The survey includes statements that confirm Calvo’s assessment. “My children do not have accounts on social networks that they manage themselves. This does not mean that they do not log in with other people’s phones and connect to YouTube for everything, which is also a social network. If they can, they open my Instagram account and watch reels and stories to an excessive extent. My husband has opened a YouTube channel for them where they create content on their mobile devices that my husband uploads and reviews. This has definitely created an obsession in them to count every follower, every ‘like’ and every comment,” said one of the survey respondents.

In his professional journey, Stigliani meets students who are also obsessed with vices such as online gaming, a plague that Calvo cited when he said that the problem “is not only in social media, but also in games, in PlayStation and certain online games. Because, for example, those who groom are much more involved in online games than in social networks,” which is part of an intertwined and increasingly evident problem. Both focus on connectivity.

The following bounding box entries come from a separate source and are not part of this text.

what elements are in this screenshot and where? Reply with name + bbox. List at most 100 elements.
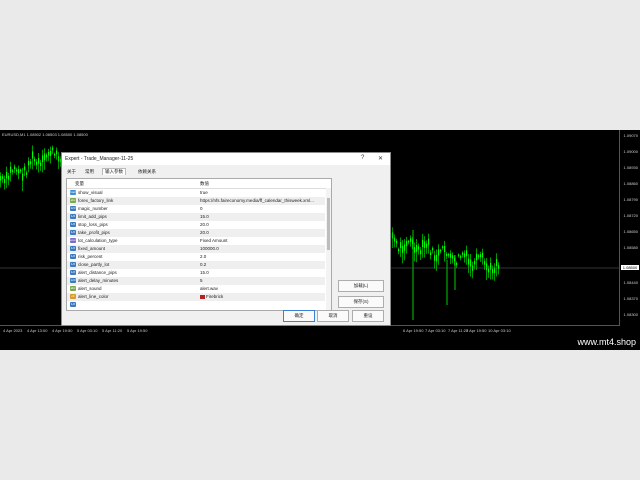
- tab-about[interactable]: 关于: [67, 169, 76, 175]
- variable-value[interactable]: 20.0: [200, 222, 324, 227]
- candle-body: [14, 166, 16, 170]
- variable-value[interactable]: 15.0: [200, 270, 324, 275]
- price-tick: 1.08370: [623, 296, 638, 301]
- tab-input-parameters[interactable]: 输入参数: [102, 168, 126, 175]
- variable-value[interactable]: 15.0: [200, 214, 324, 219]
- variable-value[interactable]: 20.0: [200, 230, 324, 235]
- variable-value[interactable]: Fixed Amount: [200, 238, 324, 243]
- type-enum-icon: enum: [70, 238, 78, 243]
- table-row[interactable]: clr alert_line_color Firebrick: [67, 293, 325, 301]
- table-header: 变量 数值: [67, 179, 331, 189]
- ok-button[interactable]: 确定: [283, 310, 315, 322]
- table-row[interactable]: abc forex_factory_link https://nfs.faireco…: [67, 197, 325, 205]
- column-header-variable[interactable]: 变量: [75, 181, 84, 187]
- candle-body: [496, 259, 498, 267]
- candle-body: [12, 170, 14, 173]
- reset-button[interactable]: 重设: [352, 310, 384, 322]
- table-row[interactable]: 1/2 limit_add_pips 15.0: [67, 213, 325, 221]
- help-icon[interactable]: ?: [361, 155, 364, 161]
- table-row[interactable]: abc alert_sound alert.wav: [67, 285, 325, 293]
- table-row[interactable]: 1/2: [67, 301, 325, 309]
- table-row[interactable]: 1/2 fixed_amount 100000.0: [67, 245, 325, 253]
- price-tick: 1.08720: [623, 213, 638, 218]
- candle-body: [394, 237, 396, 242]
- time-tick: 7 Apr 03:10: [425, 328, 446, 333]
- watermark-bar: www.mt4.shop: [0, 335, 640, 350]
- candle-body: [410, 238, 412, 242]
- time-tick: 4 Apr 13:00: [27, 328, 48, 333]
- variable-name: lot_calculation_type: [78, 238, 118, 243]
- candle-body: [20, 169, 22, 172]
- candle-body: [494, 267, 496, 273]
- candle-body: [418, 246, 420, 250]
- candle-body: [464, 253, 466, 258]
- time-tick: 5 Apr 19:50: [127, 328, 148, 333]
- candle-body: [8, 175, 10, 180]
- variable-value[interactable]: true: [200, 190, 324, 195]
- table-row[interactable]: 123 magic_number 0: [67, 205, 325, 213]
- candle-body: [490, 262, 492, 270]
- candle-body: [466, 250, 468, 257]
- table-row[interactable]: 123 alert_delay_minutes 5: [67, 277, 325, 285]
- inputs-table: 变量 数值 bool show_visual true abc forex_factor…: [66, 178, 332, 311]
- time-tick: 6 Apr 19:50: [403, 328, 424, 333]
- candle-body: [406, 241, 408, 247]
- column-header-value[interactable]: 数值: [200, 181, 209, 187]
- price-tick: 1.08650: [623, 229, 638, 234]
- variable-value[interactable]: https://nfs.faireconomy.media/ff_calenda…: [200, 198, 324, 203]
- price-axis: 1.09070 1.09000 1.08930 1.08860 1.08790 …: [619, 130, 640, 326]
- tab-common[interactable]: 常用: [85, 169, 94, 175]
- cancel-button[interactable]: 取消: [317, 310, 349, 322]
- save-button[interactable]: 保存(S): [338, 296, 384, 308]
- variable-value[interactable]: Firebrick: [200, 294, 324, 299]
- candle-body: [424, 241, 426, 248]
- candle-body: [462, 252, 464, 255]
- price-tick: 1.09070: [623, 133, 638, 138]
- variable-name: fixed_amount: [78, 246, 106, 251]
- candle-body: [26, 172, 28, 175]
- candle-body: [436, 254, 438, 262]
- type-double-icon: 1/2: [70, 302, 76, 307]
- table-row[interactable]: enum lot_calculation_type Fixed Amount: [67, 237, 325, 245]
- variable-name: take_profit_pips: [78, 230, 110, 235]
- variable-name: magic_number: [78, 206, 108, 211]
- price-tick: 1.09000: [623, 149, 638, 154]
- table-row[interactable]: bool show_visual true: [67, 189, 325, 197]
- dialog-titlebar[interactable]: Expert - Trade_Manager-11-25 ? ✕: [62, 153, 390, 165]
- variable-value[interactable]: 2.0: [200, 254, 324, 259]
- type-double-icon: 1/2: [70, 214, 76, 219]
- variable-value[interactable]: 5: [200, 278, 324, 283]
- load-button[interactable]: 加载(L): [338, 280, 384, 292]
- table-row[interactable]: 1/2 close_partly_lot 0.2: [67, 261, 325, 269]
- variable-value[interactable]: 0.2: [200, 262, 324, 267]
- candle-body: [400, 242, 402, 249]
- type-double-icon: 1/2: [70, 222, 76, 227]
- candle-body: [434, 255, 436, 261]
- variable-name: alert_sound: [78, 286, 102, 291]
- close-icon[interactable]: ✕: [378, 155, 383, 162]
- table-row[interactable]: 1/2 alert_distance_pips 15.0: [67, 269, 325, 277]
- candle-body: [34, 158, 36, 162]
- candle-body: [4, 179, 6, 184]
- variable-value[interactable]: alert.wav: [200, 286, 324, 291]
- type-color-icon: clr: [70, 294, 76, 299]
- candle-body: [474, 261, 476, 265]
- candle-body: [50, 150, 52, 156]
- time-tick: 4 Apr 19:50: [52, 328, 73, 333]
- candle-body: [392, 232, 394, 239]
- tab-dependencies[interactable]: 依赖关系: [138, 169, 156, 175]
- candle-body: [452, 255, 454, 259]
- table-row[interactable]: 1/2 risk_percent 2.0: [67, 253, 325, 261]
- table-row[interactable]: 1/2 take_profit_pips 20.0: [67, 229, 325, 237]
- expert-properties-dialog: Expert - Trade_Manager-11-25 ? ✕ 关于 常用 输…: [61, 152, 391, 326]
- variable-value[interactable]: 100000.0: [200, 246, 324, 251]
- type-string-icon: abc: [70, 198, 76, 203]
- candle-body: [440, 249, 442, 252]
- variable-value[interactable]: 0: [200, 206, 324, 211]
- table-row[interactable]: 1/2 stop_loss_pips 20.0: [67, 221, 325, 229]
- scrollbar-thumb[interactable]: [327, 198, 330, 250]
- type-double-icon: 1/2: [70, 254, 76, 259]
- candle-body: [58, 156, 60, 162]
- table-scrollbar[interactable]: [326, 188, 331, 310]
- candle-body: [10, 166, 12, 173]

“There are children in the third or fourth grade who gamble online. In these casinos they are not legal, they are online but they do not register whether it is a minor who plays or an adult,” said Stigliani, who sometimes finds himself in the classroom with all kinds of situations caused by the use of mobile phones.

From a social point of view, Calvo believes that a major issue is the age at which minors are allowed to use mobile phones. “The truth is that it is appropriate for children under 12 not to have their own mobile phone. But the reality is that children have mobile phones at increasingly younger ages. Often, if you do not give them a mobile phone at 9 or 10 years old, you are leaving them out of their socialization.”

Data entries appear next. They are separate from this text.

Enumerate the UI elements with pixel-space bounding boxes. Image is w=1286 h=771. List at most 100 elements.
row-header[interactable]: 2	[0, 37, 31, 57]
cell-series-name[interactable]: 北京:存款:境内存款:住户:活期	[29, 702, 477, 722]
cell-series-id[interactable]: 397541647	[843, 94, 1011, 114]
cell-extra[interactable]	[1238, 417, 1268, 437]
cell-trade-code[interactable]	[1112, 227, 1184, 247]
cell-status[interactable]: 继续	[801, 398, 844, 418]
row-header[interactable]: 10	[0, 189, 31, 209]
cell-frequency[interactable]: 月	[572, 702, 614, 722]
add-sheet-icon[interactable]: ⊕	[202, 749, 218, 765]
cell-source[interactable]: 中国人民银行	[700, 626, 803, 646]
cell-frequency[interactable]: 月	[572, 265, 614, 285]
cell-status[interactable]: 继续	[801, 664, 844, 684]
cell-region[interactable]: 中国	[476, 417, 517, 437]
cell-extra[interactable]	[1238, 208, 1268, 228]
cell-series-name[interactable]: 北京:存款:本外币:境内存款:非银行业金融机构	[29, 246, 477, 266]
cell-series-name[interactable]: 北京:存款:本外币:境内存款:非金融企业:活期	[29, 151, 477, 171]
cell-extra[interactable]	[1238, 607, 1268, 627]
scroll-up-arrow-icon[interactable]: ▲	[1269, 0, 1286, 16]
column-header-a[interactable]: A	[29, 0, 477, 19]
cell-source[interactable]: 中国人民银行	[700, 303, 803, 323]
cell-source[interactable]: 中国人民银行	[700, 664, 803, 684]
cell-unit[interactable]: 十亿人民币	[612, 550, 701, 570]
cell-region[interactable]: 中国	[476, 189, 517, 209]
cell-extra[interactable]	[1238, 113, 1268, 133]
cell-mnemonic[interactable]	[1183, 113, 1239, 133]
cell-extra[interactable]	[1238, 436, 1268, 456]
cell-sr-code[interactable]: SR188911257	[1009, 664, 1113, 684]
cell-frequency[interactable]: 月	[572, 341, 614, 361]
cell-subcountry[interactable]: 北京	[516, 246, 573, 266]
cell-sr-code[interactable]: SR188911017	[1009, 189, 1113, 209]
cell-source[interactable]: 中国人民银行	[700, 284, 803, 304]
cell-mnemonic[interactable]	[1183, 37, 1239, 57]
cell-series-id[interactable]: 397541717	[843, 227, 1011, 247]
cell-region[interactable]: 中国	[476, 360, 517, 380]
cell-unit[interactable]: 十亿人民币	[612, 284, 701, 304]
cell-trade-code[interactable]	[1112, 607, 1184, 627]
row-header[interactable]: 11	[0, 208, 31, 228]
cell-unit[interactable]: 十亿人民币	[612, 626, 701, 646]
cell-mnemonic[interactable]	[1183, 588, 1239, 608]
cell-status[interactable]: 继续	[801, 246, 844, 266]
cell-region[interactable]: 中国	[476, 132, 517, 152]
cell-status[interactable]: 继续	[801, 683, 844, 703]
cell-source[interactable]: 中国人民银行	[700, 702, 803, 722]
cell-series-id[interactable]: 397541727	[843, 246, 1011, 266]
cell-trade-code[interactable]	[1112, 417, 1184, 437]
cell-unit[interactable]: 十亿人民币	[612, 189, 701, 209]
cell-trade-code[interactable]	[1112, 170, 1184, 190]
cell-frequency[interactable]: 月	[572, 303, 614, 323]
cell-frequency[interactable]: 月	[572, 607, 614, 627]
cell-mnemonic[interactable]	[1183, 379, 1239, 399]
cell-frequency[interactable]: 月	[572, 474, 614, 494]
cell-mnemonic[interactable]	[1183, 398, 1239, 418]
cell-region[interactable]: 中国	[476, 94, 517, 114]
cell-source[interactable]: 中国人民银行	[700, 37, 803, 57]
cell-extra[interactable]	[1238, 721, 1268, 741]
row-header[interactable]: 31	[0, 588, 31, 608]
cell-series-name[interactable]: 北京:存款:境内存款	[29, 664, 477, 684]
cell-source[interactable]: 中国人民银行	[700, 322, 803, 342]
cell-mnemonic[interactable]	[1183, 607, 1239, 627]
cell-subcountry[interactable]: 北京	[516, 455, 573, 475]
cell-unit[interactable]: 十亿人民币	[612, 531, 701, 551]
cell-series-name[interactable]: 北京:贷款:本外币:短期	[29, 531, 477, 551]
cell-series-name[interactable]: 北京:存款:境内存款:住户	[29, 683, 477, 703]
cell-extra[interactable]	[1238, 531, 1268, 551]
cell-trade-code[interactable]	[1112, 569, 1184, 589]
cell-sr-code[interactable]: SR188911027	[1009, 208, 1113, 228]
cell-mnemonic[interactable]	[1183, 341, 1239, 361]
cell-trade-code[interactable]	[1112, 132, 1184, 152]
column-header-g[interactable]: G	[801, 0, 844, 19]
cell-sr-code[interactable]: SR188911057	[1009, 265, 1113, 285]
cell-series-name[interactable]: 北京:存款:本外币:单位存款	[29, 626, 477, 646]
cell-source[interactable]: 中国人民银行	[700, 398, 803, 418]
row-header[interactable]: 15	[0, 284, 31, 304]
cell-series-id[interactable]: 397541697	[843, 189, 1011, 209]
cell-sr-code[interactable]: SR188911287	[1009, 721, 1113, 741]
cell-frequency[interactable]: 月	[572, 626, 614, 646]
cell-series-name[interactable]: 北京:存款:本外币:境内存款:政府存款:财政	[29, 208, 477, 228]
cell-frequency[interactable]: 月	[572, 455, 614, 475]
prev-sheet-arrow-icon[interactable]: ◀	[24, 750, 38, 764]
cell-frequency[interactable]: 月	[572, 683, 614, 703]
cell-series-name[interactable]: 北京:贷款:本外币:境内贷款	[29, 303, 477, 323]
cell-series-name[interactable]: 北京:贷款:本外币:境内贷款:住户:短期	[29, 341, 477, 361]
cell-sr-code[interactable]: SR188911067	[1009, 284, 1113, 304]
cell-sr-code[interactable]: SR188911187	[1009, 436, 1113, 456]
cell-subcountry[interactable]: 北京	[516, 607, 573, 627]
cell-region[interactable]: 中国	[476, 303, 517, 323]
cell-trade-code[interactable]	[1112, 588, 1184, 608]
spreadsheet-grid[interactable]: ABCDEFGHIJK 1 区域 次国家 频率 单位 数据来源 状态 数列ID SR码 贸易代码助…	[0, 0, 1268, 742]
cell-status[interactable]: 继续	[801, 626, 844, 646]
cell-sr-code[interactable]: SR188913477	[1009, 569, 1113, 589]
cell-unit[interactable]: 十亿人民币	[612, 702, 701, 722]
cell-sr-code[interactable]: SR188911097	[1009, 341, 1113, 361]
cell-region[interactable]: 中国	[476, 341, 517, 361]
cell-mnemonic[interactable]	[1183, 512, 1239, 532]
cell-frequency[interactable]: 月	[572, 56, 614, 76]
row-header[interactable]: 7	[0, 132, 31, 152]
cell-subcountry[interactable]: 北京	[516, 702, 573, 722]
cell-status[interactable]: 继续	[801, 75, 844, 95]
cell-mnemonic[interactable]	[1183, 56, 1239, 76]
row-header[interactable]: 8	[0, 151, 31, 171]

When asked about what to do, or how to go about guiding and mentoring children and adolescents, Dr. Calvo said that “the adult has to be there from a place of discovering together what is good, what is appropriate.” He said that “this can be done well if it is done from the beginning. That means when a child is 14, 15 years old, you are not going to be able to check who their friends are on Instagram or TikTok. Then it is too late. But when they start having their first cell phone, you have to start mentoring them in certain things that are appropriate. For example, only accepting people you know, or paying attention to what kind of conversations they are having.”

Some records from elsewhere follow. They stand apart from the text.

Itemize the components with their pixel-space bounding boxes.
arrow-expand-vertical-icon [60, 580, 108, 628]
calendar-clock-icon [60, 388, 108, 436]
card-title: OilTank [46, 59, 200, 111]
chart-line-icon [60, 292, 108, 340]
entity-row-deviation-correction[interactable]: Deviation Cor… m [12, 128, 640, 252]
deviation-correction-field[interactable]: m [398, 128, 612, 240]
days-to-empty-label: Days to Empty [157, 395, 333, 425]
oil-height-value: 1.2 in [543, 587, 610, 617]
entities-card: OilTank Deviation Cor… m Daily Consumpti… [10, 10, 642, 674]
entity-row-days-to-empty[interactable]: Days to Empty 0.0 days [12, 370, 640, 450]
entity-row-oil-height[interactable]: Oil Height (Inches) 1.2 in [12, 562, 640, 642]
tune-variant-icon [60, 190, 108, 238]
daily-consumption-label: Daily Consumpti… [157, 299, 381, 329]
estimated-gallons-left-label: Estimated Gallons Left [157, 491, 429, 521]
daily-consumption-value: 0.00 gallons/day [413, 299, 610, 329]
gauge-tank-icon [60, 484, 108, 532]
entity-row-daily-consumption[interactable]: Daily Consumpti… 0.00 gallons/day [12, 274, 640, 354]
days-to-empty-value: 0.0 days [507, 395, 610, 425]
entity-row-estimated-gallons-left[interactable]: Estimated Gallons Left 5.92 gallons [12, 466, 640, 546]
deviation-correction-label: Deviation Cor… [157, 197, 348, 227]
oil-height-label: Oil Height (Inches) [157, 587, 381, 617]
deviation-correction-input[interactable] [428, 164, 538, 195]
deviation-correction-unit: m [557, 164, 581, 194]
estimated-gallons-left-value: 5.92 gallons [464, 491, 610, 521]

From a pragmatic point of view, Stigliani said that there are educational institutions where teachers and parents have agreed together not to allow the use of mobile phones in the classroom. And as a rule, they leave the devices in a box or in a closet during the time they are in the classroom. “Logically, this practice causes displeasure among children, because for them, like many adults, everything has to be counted or shown. As if it is not in the networks, it does not exist. And that is how they live it,” he said. “The interesting thing is that they finish what they are doing and then, as a reward, they give the mobile phone back when they have completed the entire activity, and they are all happy.”

From a parental perspective, some parents in the survey indicated that it is important to limit the time spent using digital devices: cell phones, video game devices, tablets, etc. One parent brought it up to the point: “Take away the electronic pacifier and help them kick a ball, jump rope, and ride a bike with their friends.” Also, “generate a lot of dialogue and teach them by example that you can unplug, detox, and that real life doesn’t fall apart because (you put the device away),” said another respondent.

Estuardo Salazar Gini said that “the emotional and mental profile of the 21st century student is something we are not prepared for. The tools of psychology, sociology or anthropology are not enough to manage this phenomenon effectively. To save this generation, we need the power of the Gospel, the love of Christ and the wisdom of God.”